Finie l’approche chronologique, classique voire didactique, qui nous menait de la peinture du XVIe siècle à la photographie, genre introduit dans le musée arlésien par le photographe Lucien Clergue (pour la première fois dans un musée français) en 1965. Place au circuit thématique, qui au fil des salles fraichement repeintes et pimpées, met en évidence les dénominateurs communs entre des toiles et des installations que seuls les siècles séparent.
Qui se ressemble s’assemble
Tel pourrait être en résumé l’adage qui préside à cet heureux rapprochement : l’harmonie, le sens du détail, la technique, l’angle choisi par les artistes entrent en résonnance et livrent un discours tant sur l’universalité et l’intemporalité de l’art, que sur l’originalité de ce musée, à la fois condensé de l’œuvre du peintre et collectionneur arlésien, Jacques Réattu. Marqué par la présence de grands maîtres comme Picasso qui donna 57 de ses dessins, Zadkine, Alechinsky, Alfred Latour, un fonds patrimonial local riche, il est tout autant tourné vers la création contemporaine et l’avenir avec une politique d’acquisition active. Et si le meilleur moyen de comprendre l’œuvre de Jaques Réattu et l’histoire du musée arlésien était ce réaccrochage pensé en profondeur par Andy Neyrotti, commissaire d’exposition et responsable du pôle étude et conservation du musée de la Ville d’Arles ?
Cinq grandes thématiques
Au rez de chaussée, le parcours commence avec un nécessaire préambule sur l’histoire du musée, qui fut Grand Prieuré de l’Ordre de Malte, avant d’être atelier du peintre, puis musée d’art à l’initiative de sa fille Elisabeth Grange qui reçut ce singulier héritage. L’Histoire et les différentes façons de la décrire, le portrait, à la fois figure de style, figure d’autorité ou moyen de conserver la mémoire des proches, le paysage reproduit en atelier ou restitué dans ses nuances temporelles par la vidéo, le corps incarné par Narcisse (œuvre de Jacques Réattu restaurée pour l’occasion, mais dont on attend le retour d’ici quelques semaines), l’image présente à travers 10 000 tirages dans ces collections et dont la sélection ici présentée reflète l’aspect expérimental, sont autant de sujets et de techniques explorées à travers cinq grandes thématiques.

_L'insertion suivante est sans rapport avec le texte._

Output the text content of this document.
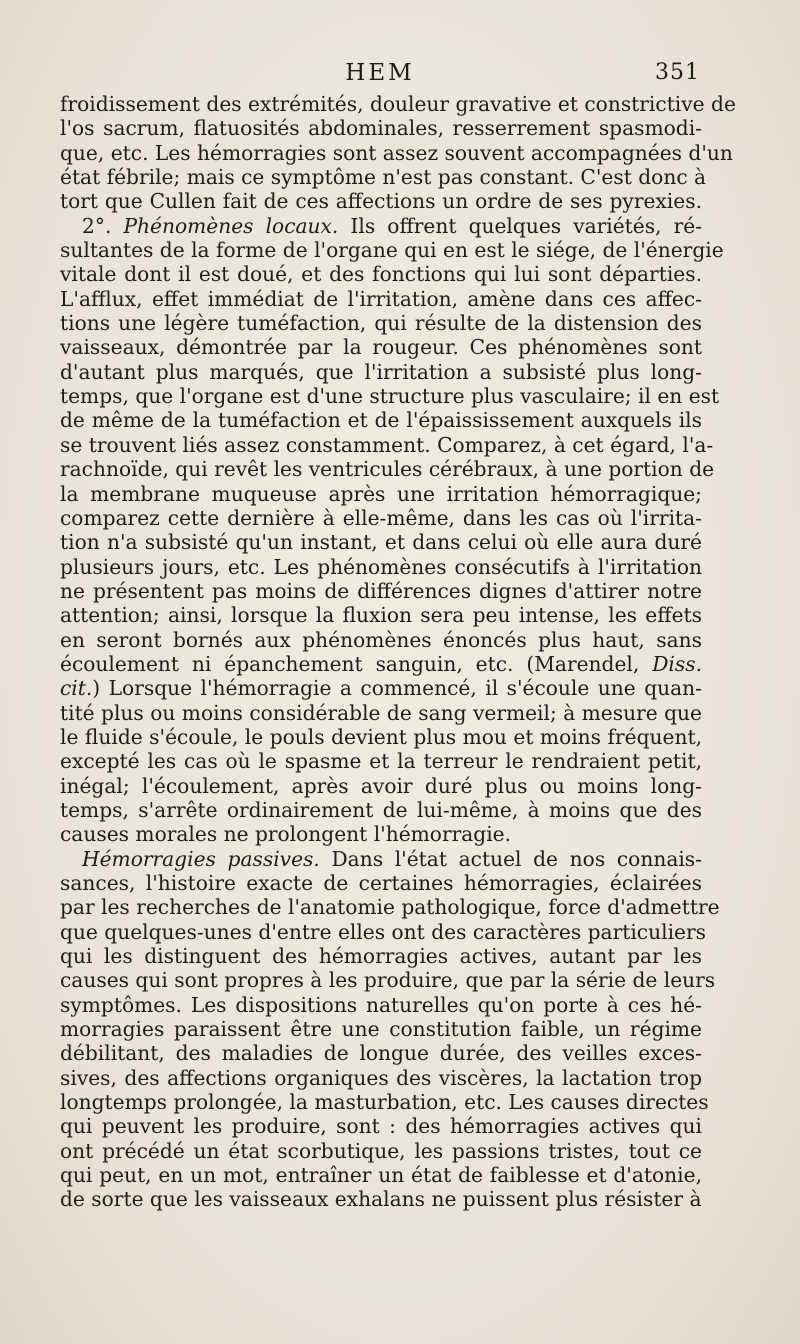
HEM	351
froidissement des extrémités, douleur gravative et constrictive de
l'os sacrum, flatuosités abdominales, resserrement spasmodi-
que, etc. Les hémorragies sont assez souvent accompagnées d'un
état fébrile; mais ce symptôme n'est pas constant. C'est donc à
tort que Cullen fait de ces affections un ordre de ses pyrexies.
2°. Phénomènes locaux. Ils offrent quelques variétés, ré-
sultantes de la forme de l'organe qui en est le siége, de l'énergie
vitale dont il est doué, et des fonctions qui lui sont départies.
L'afflux, effet immédiat de l'irritation, amène dans ces affec-
tions une légère tuméfaction, qui résulte de la distension des
vaisseaux, démontrée par la rougeur. Ces phénomènes sont
d'autant plus marqués, que l'irritation a subsisté plus long-
temps, que l'organe est d'une structure plus vasculaire; il en est
de même de la tuméfaction et de l'épaississement auxquels ils
se trouvent liés assez constamment. Comparez, à cet égard, l'a-
rachnoïde, qui revêt les ventricules cérébraux, à une portion de
la membrane muqueuse après une irritation hémorragique;
comparez cette dernière à elle-même, dans les cas où l'irrita-
tion n'a subsisté qu'un instant, et dans celui où elle aura duré
plusieurs jours, etc. Les phénomènes consécutifs à l'irritation
ne présentent pas moins de différences dignes d'attirer notre
attention; ainsi, lorsque la fluxion sera peu intense, les effets
en seront bornés aux phénomènes énoncés plus haut, sans
écoulement ni épanchement sanguin, etc. (Marendel, Diss.
cit.) Lorsque l'hémorragie a commencé, il s'écoule une quan-
tité plus ou moins considérable de sang vermeil; à mesure que
le fluide s'écoule, le pouls devient plus mou et moins fréquent,
excepté les cas où le spasme et la terreur le rendraient petit,
inégal; l'écoulement, après avoir duré plus ou moins long-
temps, s'arrête ordinairement de lui-même, à moins que des
causes morales ne prolongent l'hémorragie.
Hémorragies passives. Dans l'état actuel de nos connais-
sances, l'histoire exacte de certaines hémorragies, éclairées
par les recherches de l'anatomie pathologique, force d'admettre
que quelques-unes d'entre elles ont des caractères particuliers
qui les distinguent des hémorragies actives, autant par les
causes qui sont propres à les produire, que par la série de leurs
symptômes. Les dispositions naturelles qu'on porte à ces hé-
morragies paraissent être une constitution faible, un régime
débilitant, des maladies de longue durée, des veilles exces-
sives, des affections organiques des viscères, la lactation trop
longtemps prolongée, la masturbation, etc. Les causes directes
qui peuvent les produire, sont : des hémorragies actives qui
ont précédé un état scorbutique, les passions tristes, tout ce
qui peut, en un mot, entraîner un état de faiblesse et d'atonie,
de sorte que les vaisseaux exhalans ne puissent plus résister à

La création contemporaine à l’honneur
Les céramiques de Jean-PIerre Formica font écho au Colisée de Rome, dans le grand atelier de Jacques Réattu, le tapis en brisures de savon d’Alep de Christine Croizat matérialise le peintre absent, les mosaïques photo de Katerina Jebb ou les portraits antiques d’Hervé Hôte rappellent les figures antiques. Les vidéos paysages de Caroline Duchatel et les métamorphoses sonores de Julie Rousse, que l’on peut entendre et ressentir via un plancher tactile dans la chambre d’écoute, apportent des contrepoints modernes aux fleurons du musée ainsi revisités et complétés par d’autres pépites encore jamais présentées : des portraits photographiés par Ann Ray ou une image de la Vénus d’Arles réalisée par Brassaï.
Réattu Réinventé,
6 décembre 2025 – 29 mars 2026
Gratuit pour tous les premiers dimanches du mois et tout le temps pour les Arlésiens sur présentation d’un justificatif de domicile.